Part of the problem has been the tremendous growth in mobile phone systems, and the whole new transaction culture that has developed, in just under nine years since the mobile money system was launched in September 2011.
And many will be astounded to realise just how new the whole system is. At the launch, cellphone transfers were simply a way of sending cash, and the whole system was largely built around a huge network of agents.
You went to an agent, handed over cash, paying a small fee, and the recipient would then go to an agent to collect the money, again for a small fee. You could not pay bills, you could not buy things in a shop, you could not do business.
Innovation, cash shortages, convenience and cheapness saw the system expanding rapidly. Shop owners started accepting phone payments, and were given dedicated merchant lines that were, in later years, connected directly to the till systems.
Even small traders “took EcoCash” as the name for the dominant system became generic. Local authorities, the tax collectors, Zesa and many others wired themselves into the phone cash networks.
Unlike the banking system, which followed with its own in-house and then common Zipit systems, there were no monthly charges. The whole was funded through trivial transaction charges, which made it ideal for the ordinary person.
And it was simple to get into the system, you just had to buy a line from a provider under the simple rules set by the telecommunications regulator, which required verifiable identification, but no financial history, no guaranteed income, no letters of recommendation.
All this simplicity, convenience, low cost, and universal acceptance converted a money transfer business into what amounted to a banking system, a fairly simple one, but still looking more like a deposit bank than a phone company.
Cash shortage in recent years simply accelerated the transformation. No one expected or anticipated this whole new world in 2011.
And that is where the problems arose, with banks operating like a phone company. So the less pure moved in to take advantage of the potential slackness.
The authorities are now convinced that most agents, having lost their original business, were using agent lines to either buy and sell cash, at an illegal premium, or being the middlemen in the black market for foreign currency.
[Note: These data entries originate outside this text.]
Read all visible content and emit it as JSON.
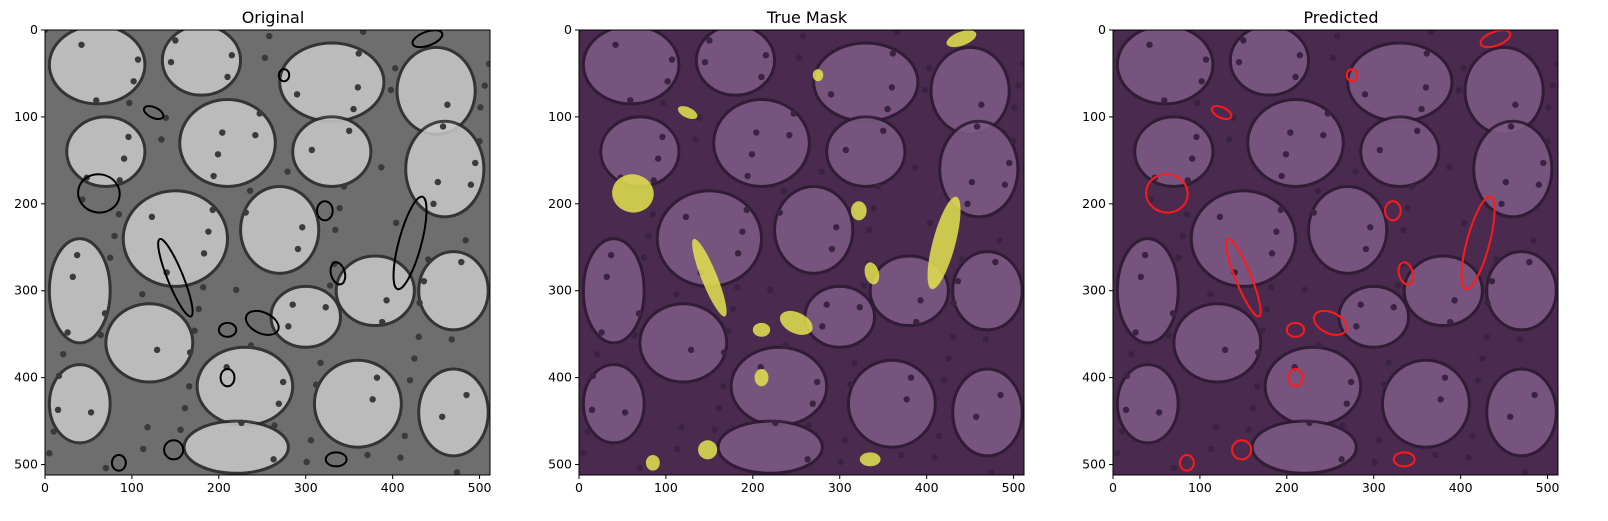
{
  "panels": [
    {
      "title": "Original",
      "style": "grayscale",
      "outline": "#000000"
    },
    {
      "title": "True Mask",
      "style": "mask",
      "fill": "#e3e34f"
    },
    {
      "title": "Predicted",
      "style": "overlay",
      "outline": "#ff1a1a"
    }
  ],
  "axis": {
    "x_ticks": [
      "0",
      "100",
      "200",
      "300",
      "400",
      "500"
    ],
    "y_ticks": [
      "0",
      "100",
      "200",
      "300",
      "400",
      "500"
    ],
    "range": [
      0,
      512
    ]
  },
  "regions": [
    {
      "cx": 125,
      "cy": 95,
      "rx": 12,
      "ry": 6,
      "rot": 25
    },
    {
      "cx": 275,
      "cy": 52,
      "rx": 6,
      "ry": 7,
      "rot": 0
    },
    {
      "cx": 440,
      "cy": 10,
      "rx": 18,
      "ry": 8,
      "rot": -20
    },
    {
      "cx": 62,
      "cy": 188,
      "rx": 24,
      "ry": 22,
      "rot": 10
    },
    {
      "cx": 322,
      "cy": 208,
      "rx": 9,
      "ry": 11,
      "rot": 0
    },
    {
      "cx": 420,
      "cy": 245,
      "rx": 13,
      "ry": 55,
      "rot": 15
    },
    {
      "cx": 150,
      "cy": 285,
      "rx": 9,
      "ry": 48,
      "rot": -22
    },
    {
      "cx": 337,
      "cy": 280,
      "rx": 8,
      "ry": 13,
      "rot": -15
    },
    {
      "cx": 210,
      "cy": 345,
      "rx": 10,
      "ry": 8,
      "rot": 0
    },
    {
      "cx": 250,
      "cy": 337,
      "rx": 20,
      "ry": 12,
      "rot": 25
    },
    {
      "cx": 210,
      "cy": 400,
      "rx": 8,
      "ry": 10,
      "rot": 0
    },
    {
      "cx": 148,
      "cy": 483,
      "rx": 11,
      "ry": 11,
      "rot": 0
    },
    {
      "cx": 85,
      "cy": 498,
      "rx": 8,
      "ry": 9,
      "rot": 0
    },
    {
      "cx": 335,
      "cy": 494,
      "rx": 12,
      "ry": 8,
      "rot": 0
    }
  ]
}
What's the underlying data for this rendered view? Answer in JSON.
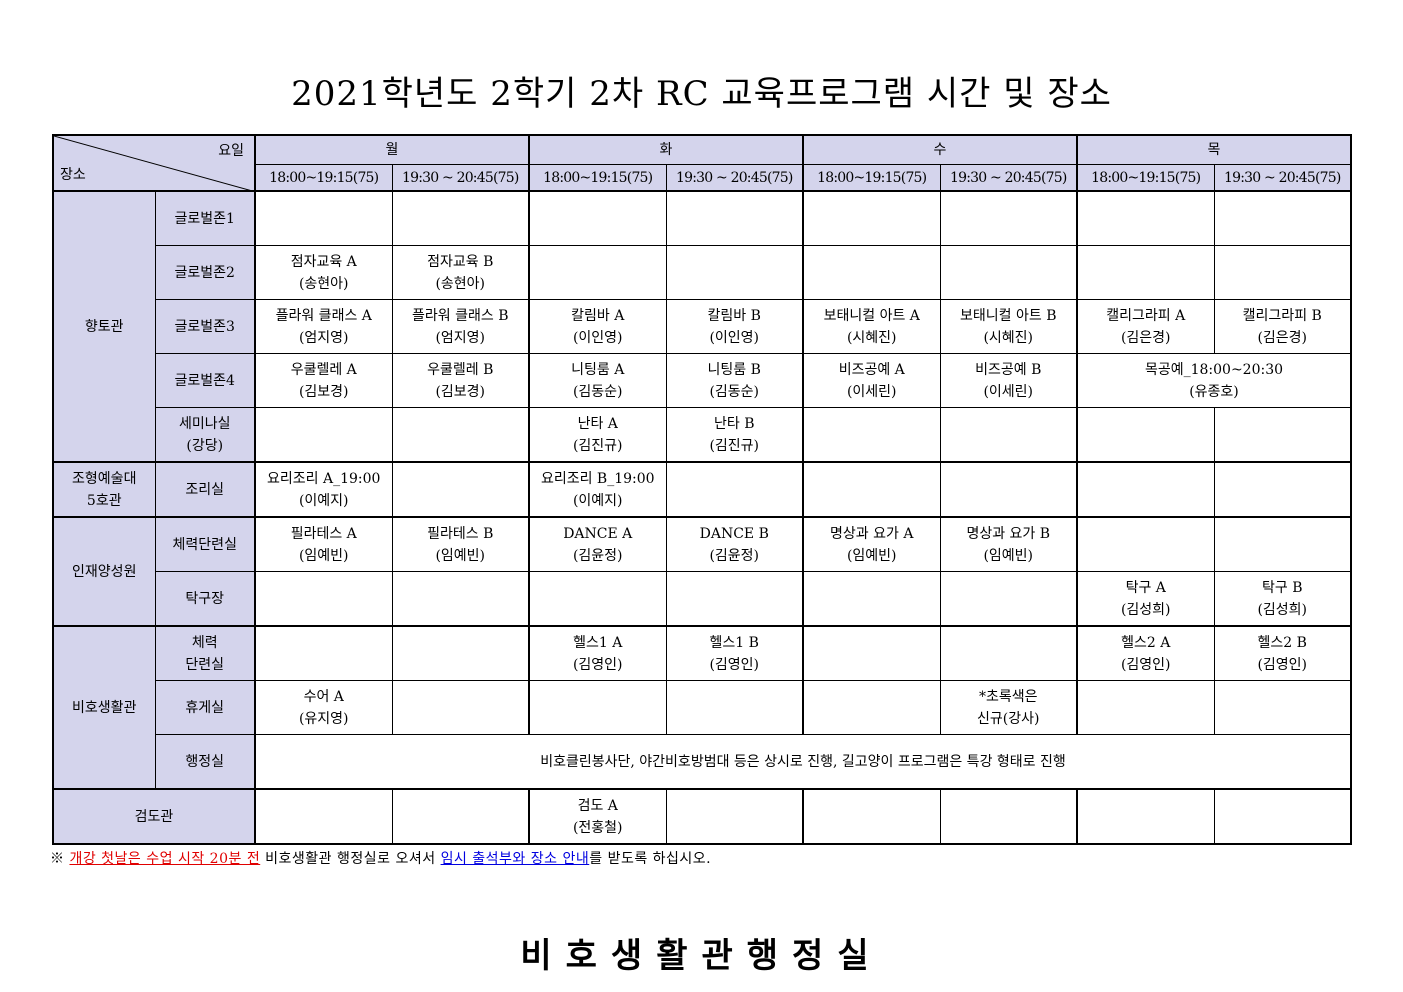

Some merchants then stepped in, using their merchant accounts to send large sums to agents and runners with ordinary lines to buy up those small sums from tens of thousands receiving diaspora remittances, and all this being done without anyone in authority being able to see what was happening.
The mobile money operators were allowing large balances to build up in system wallets, not backed by trust accounts in banks, and had no idea who their customers transferring large sums were, or even how many lines a particular customer possessed.
So now we need short-term and long-term solutions to the dangers of the new world, while keeping the convenience, universal acceptance and low costs. The short-term measures are the one-way merchant accounts, which stop abuse without hitting business, and the end of agencies, which if they ever re-open will do so under quite different rules.
The long-term measures are enforcement of the March regulations, with the RBZ being able to see all transactions as they occur, with the mobile money concerns needing to know their customers a lot better than a phone company needs to know, with all wallet balances matching balances in trust accounts in real banks, so no one is “printing” extra billions privately, and with swift investigation and action on dubious transfers.
Managers of these mobile systems now need to start thinking like the bankers they have become rather than the phone company executives they were, must recognise that the revolution they created has been successful beyond their dreams, and must work swiftly with the RBZ and the Ministry of Finance and Economic Development to implement needed rules and write a new “Highway Code” for their business, that keeps ordinary pedestrians and drivers safely on the highway but eliminates the speeders, red-light jumpers, and others who cause the dangers.